Gavin mematikan mobilnya, kakinya melangkah lebar-lebar ke pintu utama. Bell ia pijit sehingga menyampaikan pesan kepada penghuni bahwa ada tamu yang datang. Tak lama kemudian seorang wanita muda berseragam pelayan membuka pintu untuknya. Wajahnya terkejut menatap Gavin sebelum kemudian berdeham singkat, mungkin ia baru sadar karena diam-diam bertindak tak sopan pada tamu.

"Selamat siang, Anda siapa dan ada keperluan apa Tuan?" tanyanya.

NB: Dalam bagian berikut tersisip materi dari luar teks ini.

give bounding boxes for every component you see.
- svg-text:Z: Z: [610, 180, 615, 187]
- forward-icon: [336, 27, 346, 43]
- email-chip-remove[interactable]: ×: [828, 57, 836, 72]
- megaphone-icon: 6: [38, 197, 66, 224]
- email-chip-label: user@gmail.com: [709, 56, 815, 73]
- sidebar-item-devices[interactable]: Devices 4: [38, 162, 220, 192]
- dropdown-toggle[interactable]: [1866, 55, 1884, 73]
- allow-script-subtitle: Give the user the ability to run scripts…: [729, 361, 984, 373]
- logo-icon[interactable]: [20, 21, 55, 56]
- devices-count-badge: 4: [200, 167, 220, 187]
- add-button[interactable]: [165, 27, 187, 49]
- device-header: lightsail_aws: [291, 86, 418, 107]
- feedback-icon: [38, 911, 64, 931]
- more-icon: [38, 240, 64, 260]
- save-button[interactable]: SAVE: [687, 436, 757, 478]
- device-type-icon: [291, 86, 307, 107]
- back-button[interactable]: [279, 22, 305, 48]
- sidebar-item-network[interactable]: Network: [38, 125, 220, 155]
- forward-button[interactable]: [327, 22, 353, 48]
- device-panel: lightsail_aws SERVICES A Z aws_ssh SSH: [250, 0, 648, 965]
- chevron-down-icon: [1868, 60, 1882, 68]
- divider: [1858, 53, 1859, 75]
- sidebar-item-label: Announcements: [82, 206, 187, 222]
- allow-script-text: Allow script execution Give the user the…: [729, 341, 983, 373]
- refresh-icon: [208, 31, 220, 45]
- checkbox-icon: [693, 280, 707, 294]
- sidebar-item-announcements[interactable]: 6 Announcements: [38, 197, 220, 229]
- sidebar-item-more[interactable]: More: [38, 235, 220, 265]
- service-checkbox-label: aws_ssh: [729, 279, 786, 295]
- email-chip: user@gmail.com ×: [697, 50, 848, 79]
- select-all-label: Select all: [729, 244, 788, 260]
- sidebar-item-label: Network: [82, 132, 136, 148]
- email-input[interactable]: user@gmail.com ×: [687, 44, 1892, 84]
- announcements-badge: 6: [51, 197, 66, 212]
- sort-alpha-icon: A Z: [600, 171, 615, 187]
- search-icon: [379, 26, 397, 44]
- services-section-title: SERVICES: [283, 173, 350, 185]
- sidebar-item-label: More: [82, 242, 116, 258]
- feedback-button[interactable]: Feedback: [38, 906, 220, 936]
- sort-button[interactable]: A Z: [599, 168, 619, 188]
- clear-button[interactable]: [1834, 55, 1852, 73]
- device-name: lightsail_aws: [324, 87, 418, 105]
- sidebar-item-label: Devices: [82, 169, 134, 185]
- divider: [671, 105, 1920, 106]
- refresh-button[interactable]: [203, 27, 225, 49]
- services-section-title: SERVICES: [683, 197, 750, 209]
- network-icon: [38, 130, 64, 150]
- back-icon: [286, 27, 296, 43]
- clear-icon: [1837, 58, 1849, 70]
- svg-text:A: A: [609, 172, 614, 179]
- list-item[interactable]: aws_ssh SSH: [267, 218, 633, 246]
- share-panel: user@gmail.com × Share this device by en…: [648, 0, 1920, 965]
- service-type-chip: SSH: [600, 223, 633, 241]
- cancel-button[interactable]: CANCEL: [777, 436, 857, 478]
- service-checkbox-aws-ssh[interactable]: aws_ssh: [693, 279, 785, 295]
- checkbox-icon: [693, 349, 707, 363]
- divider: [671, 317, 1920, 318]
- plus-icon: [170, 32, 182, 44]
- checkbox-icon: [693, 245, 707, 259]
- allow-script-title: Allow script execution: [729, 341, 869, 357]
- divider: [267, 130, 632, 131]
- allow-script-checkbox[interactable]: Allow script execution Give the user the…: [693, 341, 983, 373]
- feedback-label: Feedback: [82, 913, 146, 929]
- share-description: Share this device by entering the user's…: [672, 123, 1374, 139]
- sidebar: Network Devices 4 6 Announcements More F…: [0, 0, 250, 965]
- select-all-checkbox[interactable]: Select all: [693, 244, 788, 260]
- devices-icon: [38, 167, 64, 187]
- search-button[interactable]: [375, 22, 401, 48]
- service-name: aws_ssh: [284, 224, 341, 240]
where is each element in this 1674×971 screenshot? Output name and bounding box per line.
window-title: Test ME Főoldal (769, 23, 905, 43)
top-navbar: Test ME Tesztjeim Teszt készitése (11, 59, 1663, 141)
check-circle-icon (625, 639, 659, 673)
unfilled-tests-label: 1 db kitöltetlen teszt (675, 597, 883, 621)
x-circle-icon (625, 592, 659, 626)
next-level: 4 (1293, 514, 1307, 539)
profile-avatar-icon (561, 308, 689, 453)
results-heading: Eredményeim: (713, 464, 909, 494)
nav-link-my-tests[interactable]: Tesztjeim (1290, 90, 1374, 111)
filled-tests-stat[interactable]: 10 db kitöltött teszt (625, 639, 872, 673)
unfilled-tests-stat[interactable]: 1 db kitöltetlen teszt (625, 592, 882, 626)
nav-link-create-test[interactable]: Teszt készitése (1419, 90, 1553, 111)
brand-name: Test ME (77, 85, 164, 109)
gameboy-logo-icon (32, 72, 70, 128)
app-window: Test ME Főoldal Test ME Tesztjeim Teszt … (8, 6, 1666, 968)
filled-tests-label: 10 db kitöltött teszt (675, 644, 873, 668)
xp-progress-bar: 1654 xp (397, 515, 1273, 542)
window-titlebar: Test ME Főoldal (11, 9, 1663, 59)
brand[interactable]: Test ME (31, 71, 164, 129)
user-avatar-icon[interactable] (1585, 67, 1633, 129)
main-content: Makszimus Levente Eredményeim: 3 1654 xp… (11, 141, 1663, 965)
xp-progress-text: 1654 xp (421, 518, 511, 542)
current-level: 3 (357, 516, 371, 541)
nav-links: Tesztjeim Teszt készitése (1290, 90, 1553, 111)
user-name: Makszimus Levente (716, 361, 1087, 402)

"Namaku Tampan, boleh aku bertemu tuan rumah?" Gavin dengan jahil mengubah namanya. Konyolnya perempuan pelayan itu percaya dengan ucapannya.

"Sebentar Tuan Tampan, aku akan memberitahu tuan Thomas," ucap si pelayan dengan pipi yang memerah malu. Baru saja hendak berbalik Gavin segera meraih tangannya hingga perempuan itu terdiam dan berbalik kembali menghadap Gavin.

"Tolong bilang jika detektif Gavin sudah datang, kau lugu atau apa? Mana mungkin namaku Tampan meskipun wajahku memang tampan, sih." Gavin terkekeh dengan ucapannya, sedangkan perempuan di depannya terlihat menghela napas kasar saat tahu pria tampan itu mempermainkannya.

"Baik, Tunggu sebentar tuan tampan— ah maksudku detektif Gavin," ejeknya lantas pergi ke dalam. Gavin hanya menggelengkan kepalanya pelan. Tingkah pelayan itu sungguh menggelikan.

Tak lama kemudian pelayan itu kembali dan menyuruhnya masuk, Gavin digiring ke sebuah ruang keluarga. Di sana sudah ada pasangan Wilson yang berpelukan di sofa panjang, di sofa lain sudah ada anak perempuan yang mengerucutkan bibirnya dan anak laki-laki berusia lima tahunan yang sibuk dengan ponselnya.

"Duduklah, Gavin." Thomas membenarkan posisi duduknya, mempersilahkan Gavin untuk duduk di depannya.

"Jadi, bagaimana kronologinya?" tanya Gavin tenang. Seolah semua sifat nyelenehnya hilang terbawa angin dan tertinggal di luar rumah.

"Begini, aku dan keluargaku akan pergi liburan, kami tentu saja sibuk berkemas dan bersiap, tapi entah bagaimana kalung itu bisa hilang dari kotak perhiasan. Padahal perhiasan yang lain masih di tempatnya, istriku tak menemukan apapun yang aneh di dalam kamarnya. Bisakah kau membantu kami mencari kalung itu? Aku yakin ada seseorang yang masuk dan mengambilnya." Thomas menjelaskan secara singkat bagaimana kejadiannya. Gavin tampak mengangguk paham.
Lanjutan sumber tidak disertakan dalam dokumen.